Perché dobbiamo
difendere gelosamente il Kinyarwanda, è il titolo di un interessante
intervento di David Nkusi, uno studioso di patrimonio culturale, comparso sull’odierna
edizione de The New Times. Partendo dalla costatazione che “il linguaggio è probabilmente la
componente più importante della cultura che normalmente è trasmessa per via
orale, l’autore ricorda come “il Rwanda, a differenza di molti paesi in Africa,
sia uno stato unito sin dal periodo pre-coloniale, popolato da
"Banyarwanda" che condividono un’unica lingua e un unico patrimonio
culturale”. Questi due fattori vitali sono essenziali perché il Rwanda possa, attraverso una
cultura condivisa, superare i traumi dei conflitti passati e avviare un processo di ricostruzione e sviluppo
della società rwandese, non solo su basi politiche ed economiche, ma facendo riferimento anche ad elementi
intellettuali, emotivi e morali. “ La salvaguardia di tutti gli aspetti del patrimonio
culturale in questo paese, sia materiali che immateriali (musei, monumenti,
siti archeologici, musica, arte, lingua e artigianato tradizionale), è di
particolare importanza in termini di rafforzamento della identità culturale in
un senso di integrità nazionale “.Infatti, per dare un senso di continuità
storica all’indentità dei rwandesi, secondo l'autore andrà perseguito questo legame tra
lingua e cultura così da favorire, attraverso diverse dinamiche, “il dialogo e
l'inclusione sociale, che ci rende quello che siamo, consapevolmente, di
generazione in generazione”. Un intervento forse non totalmente in sintonia (chissà se il
caporedattore che ha passato il pezzo se ne è reso conto) con quello che sta accadendo in Rwanda, dove
molte scelte della nuova dirigenza sembrano andare in senso opposto a quanto
auspicato dall’articolista.
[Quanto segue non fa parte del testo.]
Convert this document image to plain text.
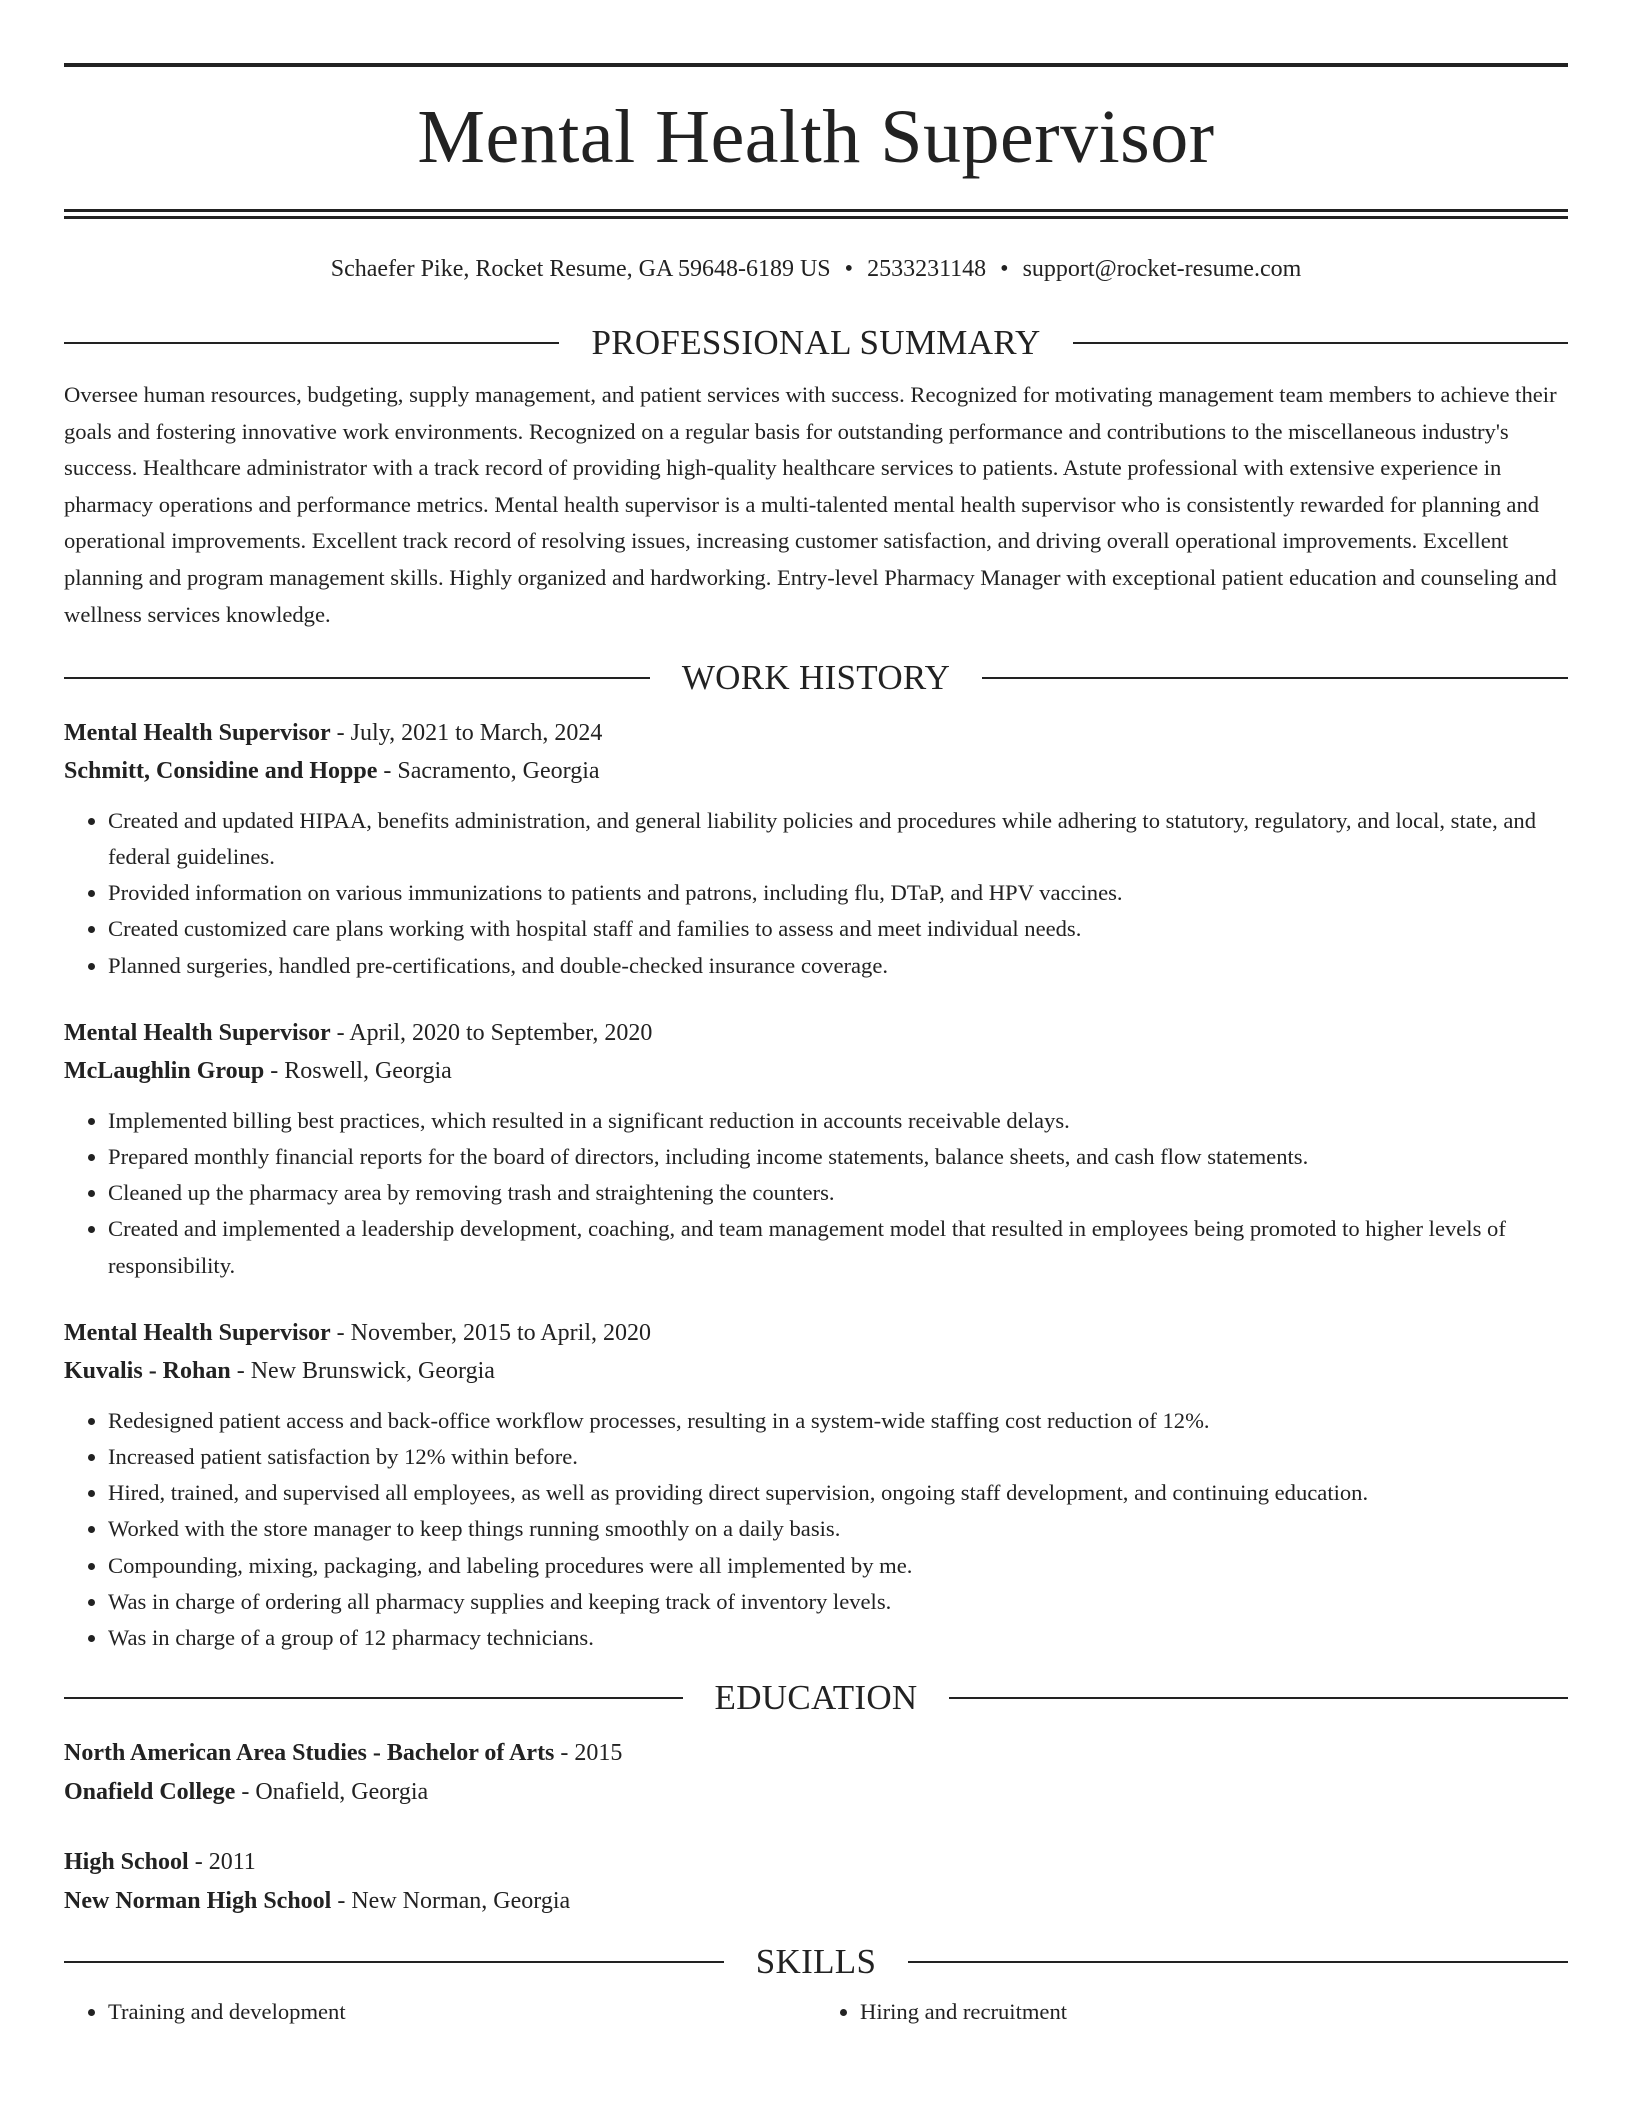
Mental Health Supervisor
Schaefer Pike, Rocket Resume, GA 59648-6189 US • 2533231148 • support@rocket-resume.com
PROFESSIONAL SUMMARY

Oversee human resources, budgeting, supply management, and patient services with success. Recognized for motivating management team members to achieve their goals and fostering innovative work environments. Recognized on a regular basis for outstanding performance and contributions to the miscellaneous industry's success. Healthcare administrator with a track record of providing high-quality healthcare services to patients. Astute professional with extensive experience in pharmacy operations and performance metrics. Mental health supervisor is a multi-talented mental health supervisor who is consistently rewarded for planning and operational improvements. Excellent track record of resolving issues, increasing customer satisfaction, and driving overall operational improvements. Excellent planning and program management skills. Highly organized and hardworking. Entry-level Pharmacy Manager with exceptional patient education and counseling and wellness services knowledge.

WORK HISTORY
Mental Health Supervisor - July, 2021 to March, 2024
Schmitt, Considine and Hoppe - Sacramento, Georgia
• Created and updated HIPAA, benefits administration, and general liability policies and procedures while adhering to statutory, regulatory, and local, state, and federal guidelines.
• Provided information on various immunizations to patients and patrons, including flu, DTaP, and HPV vaccines.
• Created customized care plans working with hospital staff and families to assess and meet individual needs.
• Planned surgeries, handled pre-certifications, and double-checked insurance coverage.
Mental Health Supervisor - April, 2020 to September, 2020
McLaughlin Group - Roswell, Georgia
• Implemented billing best practices, which resulted in a significant reduction in accounts receivable delays.
• Prepared monthly financial reports for the board of directors, including income statements, balance sheets, and cash flow statements.
• Cleaned up the pharmacy area by removing trash and straightening the counters.
• Created and implemented a leadership development, coaching, and team management model that resulted in employees being promoted to higher levels of responsibility.
Mental Health Supervisor - November, 2015 to April, 2020
Kuvalis - Rohan - New Brunswick, Georgia
• Redesigned patient access and back-office workflow processes, resulting in a system-wide staffing cost reduction of 12%.
• Increased patient satisfaction by 12% within before.
• Hired, trained, and supervised all employees, as well as providing direct supervision, ongoing staff development, and continuing education.
• Worked with the store manager to keep things running smoothly on a daily basis.
• Compounding, mixing, packaging, and labeling procedures were all implemented by me.
• Was in charge of ordering all pharmacy supplies and keeping track of inventory levels.
• Was in charge of a group of 12 pharmacy technicians.
EDUCATION
North American Area Studies - Bachelor of Arts - 2015
Onafield College - Onafield, Georgia
High School - 2011
New Norman High School - New Norman, Georgia
SKILLS
• Training and development
•	Hiring and recruitment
Basti pensare al modo in cui è stata imposta l’adozione
dell’inglese, che ha quasi ghettizzato chi sa parlare solo Kinyarwanda e, all’opposto,
non ha stimolato molti dei fuoriusciti rientrati in Rwanda ad apprendere il
Kinyarwanda che molti non conoscono ( lo
confessano spesso anche molti giornalisti de The New Times nei loro pezzi in
inglese) o parlano a fatica, come nel caso, si dice, di qualche esponente ai
vertici della politica rwandese. Sull’argomento, già trattato in
passato, rinviamo in particolare al post del 22 dicembre
2010 e del 2 gennaio 2011.
Si pensi anche al cambiamento dei vecchi
nomi di molte città rwandesi, piuttosto che della toponomastica della
capitale.D’altronde, a tutte le latitudini e in ogni tempo è sempre
stata forte la tentazione per le nuove classi politiche assurte al potere di fare
tabula rasa del passato, anche se va detto che la storia non sempre ha premiato tale scelta.